The last ten years have seen Mazars grow into a truly global organisation. Its more than 20,000 professionals now work in close to 300 offices all over the world. They are auditors, advisors, digital experts, business developers, or HR and marketing specialists. Many of them are Gen-Yers, with different backgrounds, but equally big dreams and aspirations. Mobility and the incoming digital revolution are some of the topics that matter to them. In Chile, Egypt, Singapore, and Germany, we have asked about 50 of them (1) to share their thoughts and insights about Mazars, the impact of technology on their work and their lives, and what they believe the future holds in store.
It has often been stated that working in large organisations has its pros and cons. On the plus side, the opportunities for promotions and mobility – be it cross-functional or geographic; on the minus side, the constraints of dealing with heavy and slow-moving structures, where decision-making is a complicated and lengthy process and room for manoeuvre remains very limited.
For the Mazarians we talked to, it seems the global audit and advisory organisation they belong to is offering the best of both worlds. The opportunity to move and evolve professionally, and the family feel of a small tightly-knit organisation in which people care for each other, and in which the weight of hierarchy is still somewhat easy to bear.
“It is getting pretty obvious that we are a truly global company”, says Felipe Yanez, in Chile. “Mazars is growing and expanding into new markets, such as China. That gives us the chance to interact with other cultures, of being in constant contact with people from other countries.” Global indeed, but still people-centric. “We feel very close to each other”, says Felipe’s Chilean teammate Loreto Larrain. “People have the opportunity to be a part of things here.
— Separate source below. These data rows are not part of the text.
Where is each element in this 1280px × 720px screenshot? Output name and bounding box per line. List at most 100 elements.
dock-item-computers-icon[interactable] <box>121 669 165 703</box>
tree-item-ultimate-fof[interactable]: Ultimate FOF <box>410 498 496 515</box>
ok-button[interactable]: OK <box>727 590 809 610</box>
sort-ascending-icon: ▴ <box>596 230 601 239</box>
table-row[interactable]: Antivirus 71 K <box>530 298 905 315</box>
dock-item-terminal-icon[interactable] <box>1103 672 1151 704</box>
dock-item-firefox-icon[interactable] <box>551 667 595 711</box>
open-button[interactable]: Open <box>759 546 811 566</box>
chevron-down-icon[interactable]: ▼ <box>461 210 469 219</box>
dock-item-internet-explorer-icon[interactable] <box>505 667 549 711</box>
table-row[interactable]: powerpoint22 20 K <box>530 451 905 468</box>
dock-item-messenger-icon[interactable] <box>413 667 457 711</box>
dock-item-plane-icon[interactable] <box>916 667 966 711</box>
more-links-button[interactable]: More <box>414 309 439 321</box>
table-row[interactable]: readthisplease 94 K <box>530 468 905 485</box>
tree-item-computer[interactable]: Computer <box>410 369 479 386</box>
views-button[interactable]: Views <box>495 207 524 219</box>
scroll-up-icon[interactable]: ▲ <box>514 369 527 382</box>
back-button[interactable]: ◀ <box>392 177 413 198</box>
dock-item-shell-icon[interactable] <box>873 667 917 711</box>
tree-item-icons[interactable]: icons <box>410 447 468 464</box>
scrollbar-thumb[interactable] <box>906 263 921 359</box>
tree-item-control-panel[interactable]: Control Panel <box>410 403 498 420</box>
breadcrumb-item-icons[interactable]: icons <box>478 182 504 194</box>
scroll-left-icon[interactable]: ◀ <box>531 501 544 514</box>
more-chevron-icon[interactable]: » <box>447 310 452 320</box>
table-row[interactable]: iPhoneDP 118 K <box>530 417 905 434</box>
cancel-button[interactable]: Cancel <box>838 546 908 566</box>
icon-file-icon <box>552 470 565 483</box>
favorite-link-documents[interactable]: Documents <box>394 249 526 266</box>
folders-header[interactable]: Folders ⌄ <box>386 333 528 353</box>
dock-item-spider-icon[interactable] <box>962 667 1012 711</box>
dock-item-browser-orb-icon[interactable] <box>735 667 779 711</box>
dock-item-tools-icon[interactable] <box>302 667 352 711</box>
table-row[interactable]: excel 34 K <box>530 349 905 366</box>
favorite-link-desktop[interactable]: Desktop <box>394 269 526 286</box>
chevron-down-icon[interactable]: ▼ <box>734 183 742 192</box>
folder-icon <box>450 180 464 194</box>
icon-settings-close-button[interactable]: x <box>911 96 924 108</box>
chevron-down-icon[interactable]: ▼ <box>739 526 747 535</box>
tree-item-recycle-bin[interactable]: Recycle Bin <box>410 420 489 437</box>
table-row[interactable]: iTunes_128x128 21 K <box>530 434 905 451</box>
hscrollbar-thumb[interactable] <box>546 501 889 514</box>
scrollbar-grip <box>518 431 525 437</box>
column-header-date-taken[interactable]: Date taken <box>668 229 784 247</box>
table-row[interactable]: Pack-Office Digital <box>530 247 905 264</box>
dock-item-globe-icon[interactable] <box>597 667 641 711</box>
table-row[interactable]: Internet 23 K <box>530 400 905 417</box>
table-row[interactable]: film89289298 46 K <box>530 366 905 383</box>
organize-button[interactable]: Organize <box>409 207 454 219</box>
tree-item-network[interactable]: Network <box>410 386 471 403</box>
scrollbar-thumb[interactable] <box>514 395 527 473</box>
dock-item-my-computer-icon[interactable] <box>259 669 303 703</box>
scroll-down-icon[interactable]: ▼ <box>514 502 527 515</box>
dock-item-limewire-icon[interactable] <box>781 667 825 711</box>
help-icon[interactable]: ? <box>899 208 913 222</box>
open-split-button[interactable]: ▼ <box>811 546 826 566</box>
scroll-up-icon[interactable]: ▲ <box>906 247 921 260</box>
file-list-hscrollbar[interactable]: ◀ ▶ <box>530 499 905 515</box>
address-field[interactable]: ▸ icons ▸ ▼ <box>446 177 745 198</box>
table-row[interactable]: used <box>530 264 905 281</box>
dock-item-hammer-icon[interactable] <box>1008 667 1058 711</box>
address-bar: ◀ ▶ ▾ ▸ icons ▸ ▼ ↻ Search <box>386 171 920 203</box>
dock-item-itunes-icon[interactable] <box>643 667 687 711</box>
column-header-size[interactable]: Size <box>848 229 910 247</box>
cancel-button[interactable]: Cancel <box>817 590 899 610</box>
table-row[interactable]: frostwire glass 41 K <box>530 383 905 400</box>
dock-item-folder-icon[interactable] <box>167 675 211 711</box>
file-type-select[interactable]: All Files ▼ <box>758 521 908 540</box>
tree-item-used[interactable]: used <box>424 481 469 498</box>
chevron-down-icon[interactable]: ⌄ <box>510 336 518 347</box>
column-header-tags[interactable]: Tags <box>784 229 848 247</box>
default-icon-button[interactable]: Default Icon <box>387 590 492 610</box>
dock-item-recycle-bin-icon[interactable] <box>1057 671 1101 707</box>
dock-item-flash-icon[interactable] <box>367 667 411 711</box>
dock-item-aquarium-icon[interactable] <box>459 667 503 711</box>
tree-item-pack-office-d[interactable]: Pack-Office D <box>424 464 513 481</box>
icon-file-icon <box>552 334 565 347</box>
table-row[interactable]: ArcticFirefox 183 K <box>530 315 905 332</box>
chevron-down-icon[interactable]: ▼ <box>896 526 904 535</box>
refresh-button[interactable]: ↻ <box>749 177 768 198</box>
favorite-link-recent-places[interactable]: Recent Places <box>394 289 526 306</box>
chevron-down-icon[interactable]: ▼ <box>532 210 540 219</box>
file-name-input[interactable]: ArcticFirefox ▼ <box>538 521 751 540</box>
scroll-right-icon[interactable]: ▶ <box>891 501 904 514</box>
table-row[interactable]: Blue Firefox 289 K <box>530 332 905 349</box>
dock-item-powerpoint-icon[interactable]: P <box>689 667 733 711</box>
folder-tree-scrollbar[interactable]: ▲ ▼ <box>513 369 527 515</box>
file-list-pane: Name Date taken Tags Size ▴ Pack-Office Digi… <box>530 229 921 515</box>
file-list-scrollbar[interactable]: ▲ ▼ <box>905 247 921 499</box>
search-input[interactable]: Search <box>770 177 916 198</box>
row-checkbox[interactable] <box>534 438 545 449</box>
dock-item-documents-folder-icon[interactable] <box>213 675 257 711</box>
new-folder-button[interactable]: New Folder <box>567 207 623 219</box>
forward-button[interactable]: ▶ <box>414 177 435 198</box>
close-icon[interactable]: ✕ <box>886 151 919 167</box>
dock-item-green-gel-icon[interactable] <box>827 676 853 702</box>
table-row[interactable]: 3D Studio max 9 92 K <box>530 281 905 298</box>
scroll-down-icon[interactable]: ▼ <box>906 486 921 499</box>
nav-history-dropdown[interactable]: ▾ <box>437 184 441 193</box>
We constantly learn from one another”, says Macarena Rodriguez. Learning is also of the essence for Amira Abd-El-Mageed Amer, in Cairo: “Mazars has a long history in Egypt”, she says – “There’s a lot of experience and we can all learn from it”.
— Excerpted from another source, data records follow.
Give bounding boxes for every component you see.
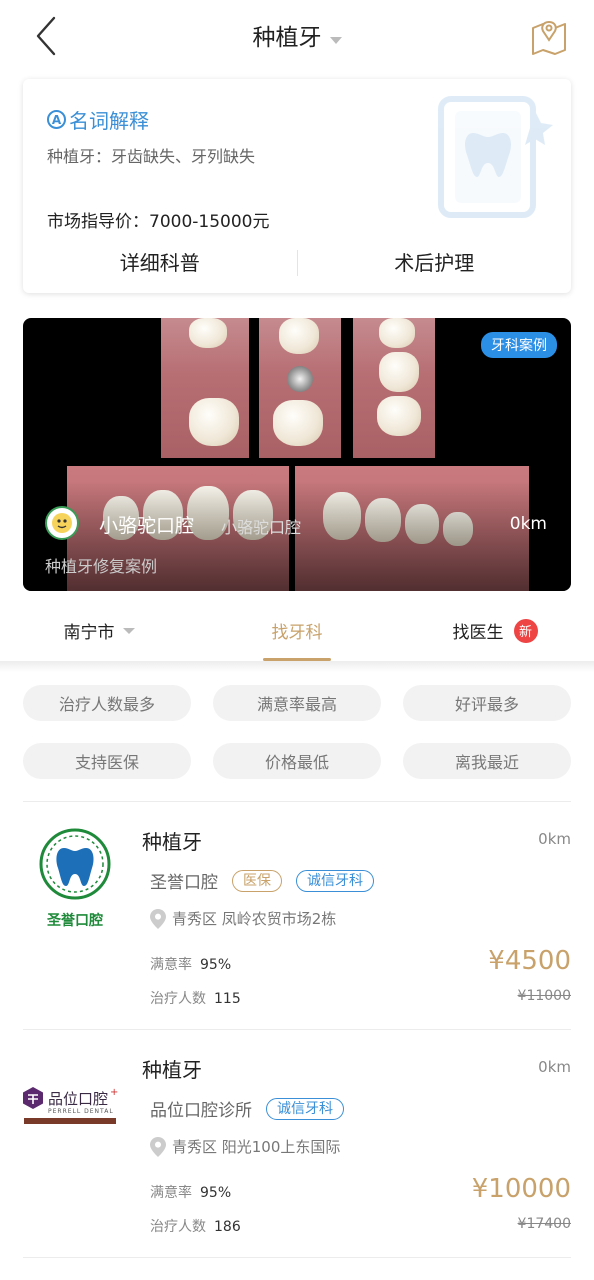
clinic-listing[interactable]: 品位口腔 + PERRELL DENTAL 种植牙 0km 品位口腔诊所 诚信牙… xyxy=(0,1030,594,1258)
camel-logo-icon xyxy=(52,513,72,533)
detail-science-button[interactable]: 详细科普 xyxy=(23,243,297,283)
clinic-address: 青秀区 阳光100上东国际 xyxy=(150,1136,340,1157)
filter-nearest[interactable]: 离我最近 xyxy=(403,743,571,779)
location-pin-icon xyxy=(150,908,166,929)
top-bar: 种植牙 xyxy=(0,0,594,74)
postop-care-button[interactable]: 术后护理 xyxy=(298,243,572,283)
patients-label: 治疗人数 xyxy=(150,991,206,1007)
clinic-logo: 品位口腔 + PERRELL DENTAL xyxy=(22,1086,130,1124)
tab-find-clinic[interactable]: 找牙科 xyxy=(198,600,396,661)
tooth-image xyxy=(379,318,415,348)
city-selector[interactable]: 南宁市 xyxy=(0,600,198,661)
filter-insurance[interactable]: 支持医保 xyxy=(23,743,191,779)
patients-value: 115 xyxy=(214,991,241,1007)
a-circle-icon: A xyxy=(47,110,66,129)
tab-find-doctor[interactable]: 找医生新 xyxy=(396,600,594,661)
page-title: 种植牙 xyxy=(252,25,322,51)
address-label: 青秀区 凤岭农贸市场2栋 xyxy=(172,910,337,928)
banner-case-title: 种植牙修复案例 xyxy=(45,557,158,576)
term-title: A 名词解释 xyxy=(47,105,149,134)
hexagon-logo-icon xyxy=(23,1087,43,1109)
patients-label: 治疗人数 xyxy=(150,1219,206,1235)
logo-text: 圣誉口腔 xyxy=(47,913,103,929)
clinic-name: 品位口腔诊所 诚信牙科 xyxy=(150,1096,344,1121)
trusted-tag: 诚信牙科 xyxy=(296,869,374,892)
tooth-image xyxy=(273,400,323,446)
tab-find-clinic-label: 找牙科 xyxy=(271,623,323,643)
market-price: 市场指导价：7000-15000元 xyxy=(47,212,270,232)
caret-down-icon xyxy=(329,37,342,44)
clinic-address: 青秀区 凤岭农贸市场2栋 xyxy=(150,908,336,929)
patients-stat: 治疗人数 115 xyxy=(150,988,241,1008)
treatment-name: 种植牙 xyxy=(142,830,202,854)
section-shadow xyxy=(0,662,594,672)
price: ¥10000 xyxy=(471,1174,571,1204)
city-label: 南宁市 xyxy=(63,623,115,643)
patients-value: 186 xyxy=(214,1219,241,1235)
filter-lowest-price[interactable]: 价格最低 xyxy=(213,743,381,779)
distance: 0km xyxy=(538,1058,571,1076)
tooth-document-icon xyxy=(438,96,553,218)
original-price: ¥17400 xyxy=(517,1216,571,1232)
tooth-image xyxy=(279,318,319,354)
clinic-name-label: 圣誉口腔 xyxy=(150,873,218,893)
clinic-name: 圣誉口腔 医保 诚信牙科 xyxy=(150,868,374,893)
card-tabs: 详细科普 术后护理 xyxy=(23,243,571,283)
satisfaction-stat: 满意率 95% xyxy=(150,954,231,974)
clinic-logo: 圣誉口腔 xyxy=(24,828,130,932)
satisfaction-label: 满意率 xyxy=(150,957,192,973)
clinic-name-label: 品位口腔诊所 xyxy=(150,1101,252,1121)
term-title-label: 名词解释 xyxy=(69,109,149,133)
dental-case-badge: 牙科案例 xyxy=(481,332,557,358)
filter-highest-satisfaction[interactable]: 满意率最高 xyxy=(213,685,381,721)
filter-most-praised[interactable]: 好评最多 xyxy=(403,685,571,721)
satisfaction-label: 满意率 xyxy=(150,1185,192,1201)
satisfaction-value: 95% xyxy=(200,1185,232,1201)
active-tab-indicator xyxy=(263,658,331,661)
price: ¥4500 xyxy=(488,946,571,976)
map-button[interactable] xyxy=(530,16,568,56)
divider xyxy=(23,1257,571,1258)
new-badge: 新 xyxy=(513,618,538,643)
map-pin-icon xyxy=(532,20,566,55)
logo-ribbon xyxy=(24,1118,116,1124)
treatment-name: 种植牙 xyxy=(142,1058,202,1082)
logo-text: 品位口腔 xyxy=(48,1089,109,1108)
clinic-listing[interactable]: 圣誉口腔 种植牙 0km 圣誉口腔 医保 诚信牙科 青秀区 凤岭农贸市场2栋 满… xyxy=(0,802,594,1030)
tab-find-doctor-label: 找医生 xyxy=(452,623,504,643)
banner-clinic-name: 小骆驼口腔 xyxy=(99,515,195,537)
nav-tabs: 南宁市 找牙科 找医生新 xyxy=(0,600,594,662)
original-price: ¥11000 xyxy=(517,988,571,1004)
implant-image xyxy=(287,366,313,392)
address-label: 青秀区 阳光100上东国际 xyxy=(172,1138,341,1156)
tooth-image xyxy=(189,318,227,348)
insurance-tag: 医保 xyxy=(232,869,282,892)
filter-most-treated[interactable]: 治疗人数最多 xyxy=(23,685,191,721)
patients-stat: 治疗人数 186 xyxy=(150,1216,241,1236)
case-banner[interactable]: 牙科案例 小骆驼口腔 小骆驼口腔 0km 种植牙修复案例 xyxy=(23,318,571,591)
banner-clinic-sub: 小骆驼口腔 xyxy=(221,518,302,537)
logo-subtext: PERRELL DENTAL xyxy=(48,1108,114,1115)
banner-distance: 0km xyxy=(509,514,547,534)
term-info-card: A 名词解释 种植牙：牙齿缺失、牙列缺失 市场指导价：7000-15000元 详细… xyxy=(23,79,571,293)
distance: 0km xyxy=(538,830,571,848)
tooth-image xyxy=(189,398,239,446)
tooth-image xyxy=(379,352,419,392)
trusted-tag: 诚信牙科 xyxy=(266,1097,344,1120)
plus-icon: + xyxy=(110,1086,119,1098)
satisfaction-value: 95% xyxy=(200,957,232,973)
satisfaction-stat: 满意率 95% xyxy=(150,1182,231,1202)
title-dropdown[interactable]: 种植牙 xyxy=(0,18,594,52)
term-description: 种植牙：牙齿缺失、牙列缺失 xyxy=(47,147,256,166)
tooth-image xyxy=(377,396,421,436)
caret-down-icon xyxy=(122,627,135,634)
location-pin-icon xyxy=(150,1136,166,1157)
clinic-avatar xyxy=(45,506,79,540)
In Singapore, Gabriel Lim joins its Chilean colleague Felipe Yanez in highlighting diversity as one of the organisations’ true assets: “I enjoy the opportunity to interact with all teams from different countries. That is one of the most interesting things. I do not want to stereotype, but Asians and Europeans and people from the USA all have different perspectives. I think this gives rise to better ideas than a company that would only be full of Singaporeans. I think it helps. Different cultural backgrounds which stem from different upbringings give a different type of analysis whenever a scenario is presented. ”
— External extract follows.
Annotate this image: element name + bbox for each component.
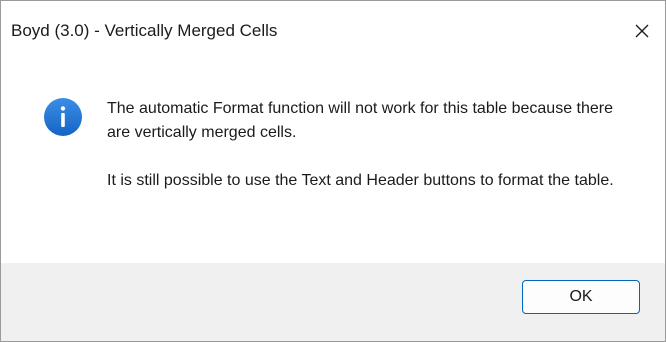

This matters to Aswini Nadarajah too: “A multicultural environment is something that I wanted to be exposed to”. And she also relishes the atmosphere: “The relationships I have formed within the firm are a big plus. Some of these colleagues have actually become my friends. I actually look forward to coming to work. It is not something that you have to do it every day to get a pay-check at the end of the day. It does not feel like that.” Grégoire Morlaës-Dusautoir, who joined the Singapore office about a year ago, after working for Mazars in China, Indonesia and Paris, offers a similar perspective. “To me”, he says, “It is more than just liking my job. It is about values and principles: solidarity, mutual benefits, helping each other, being one single international team. These are things I believe in.”